As the stranger drove away, I seed Preacher was frownin'.

"Somethin' wrong?" I asked. "'Course it probably ain't none of my business."

"Where are the other nine? We sent out donations to help ten people, and none of the others even sent a thank you card or a courtesy call. The only one who's thanked us has been this man." He shrugged. "God will take care of it. After all, we must help others out of love, not because we hunger for gratitude."

Preacher told a story then of a feller that won the lottery and bought this real nice house, but his money made him be a real jerk. He spent lots of it on loose women.

There was this homeless guy that asked the rich guy for food. Rich guy said no, but after the hobo begged him every day for almost a year, he gave him a fifty. The bum got a cheap hotel room without TV, but it kept the rain off his head for the night. He used the rest to have a burger. Couldn't afford no fries or drink, but he at least had a sandwich.

Rich feller weren't none too smart. He went out to Vegas and lost all his money gamblin'. When he came back home, he was gonna lose his house 'cause he couldn't pay the mortgage.

"Gimme more time!" he said. "I'm good for it! I'll pay ya!"

They gave him more time, so he went out and found the hobo.

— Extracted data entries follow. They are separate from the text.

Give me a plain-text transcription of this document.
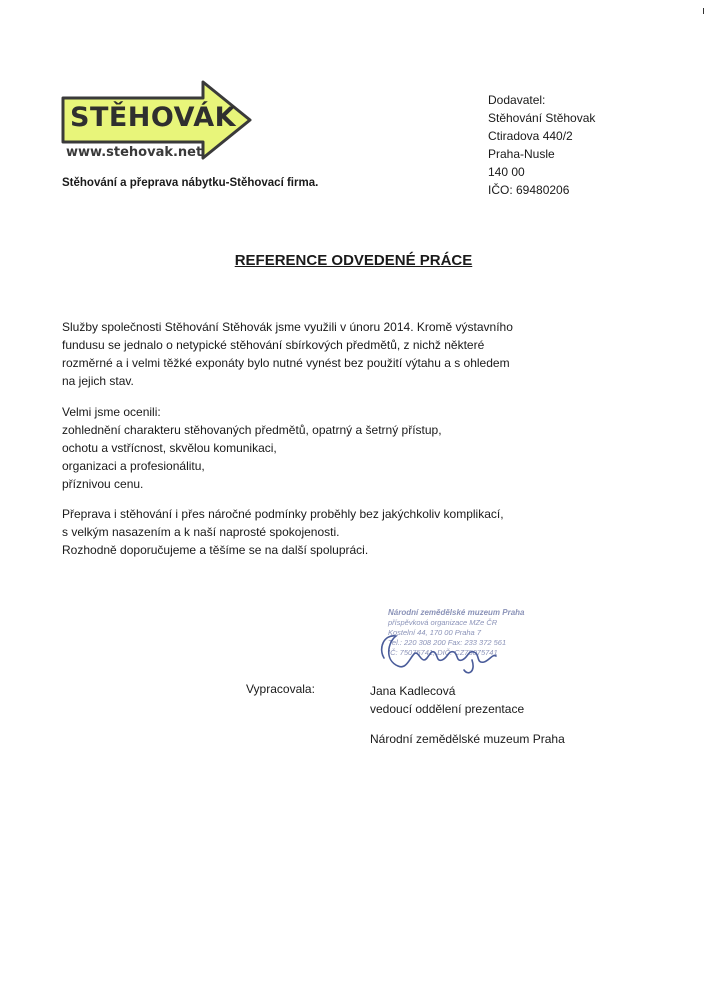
STĚHOVÁK
www.stehovak.net
Stěhování a přeprava nábytku-Stěhovací firma.
Dodavatel:
Stěhování Stěhovak
Ctiradova 440/2
Praha-Nusle
140 00
IČO: 69480206
REFERENCE ODVEDENÉ PRÁCE
Služby společnosti Stěhování Stěhovák jsme využili v únoru 2014. Kromě výstavního
fundusu se jednalo o netypické stěhování sbírkových předmětů, z nichž některé
rozměrné a i velmi těžké exponáty bylo nutné vynést bez použití výtahu a s ohledem
na jejich stav.
Velmi jsme ocenili:
zohlednění charakteru stěhovaných předmětů, opatrný a šetrný přístup,
ochotu a vstřícnost, skvělou komunikaci,
organizaci a profesionálitu,
příznivou cenu.
Přeprava i stěhování i přes náročné podmínky proběhly bez jakýchkoliv komplikací,
s velkým nasazením a k naší naprosté spokojenosti.
Rozhodně doporučujeme a těšíme se na další spolupráci.
Národní zemědělské muzeum Praha
příspěvková organizace MZe ČR
Kostelní 44, 170 00 Praha 7
Tel.: 220 308 200 Fax: 233 372 561
IČ: 75075741, DIČ: CZ75075741
Vypracovala:	Jana Kadlecová
vedoucí oddělení prezentace
Národní zemědělské muzeum Praha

He wanted his fifty bucks back. The homeless feller didn't have it, so the guy who use to be rich started to beat him black and blue. Somebody called the cops, and they weren't none too happy when they heard the story. They helped the bum find this work program, and he eventually moved into the nice house. As for the other guy, he went to jail for beatin' up the hobo, but it turns out he already had a long history with the law, so they fried him like an egg.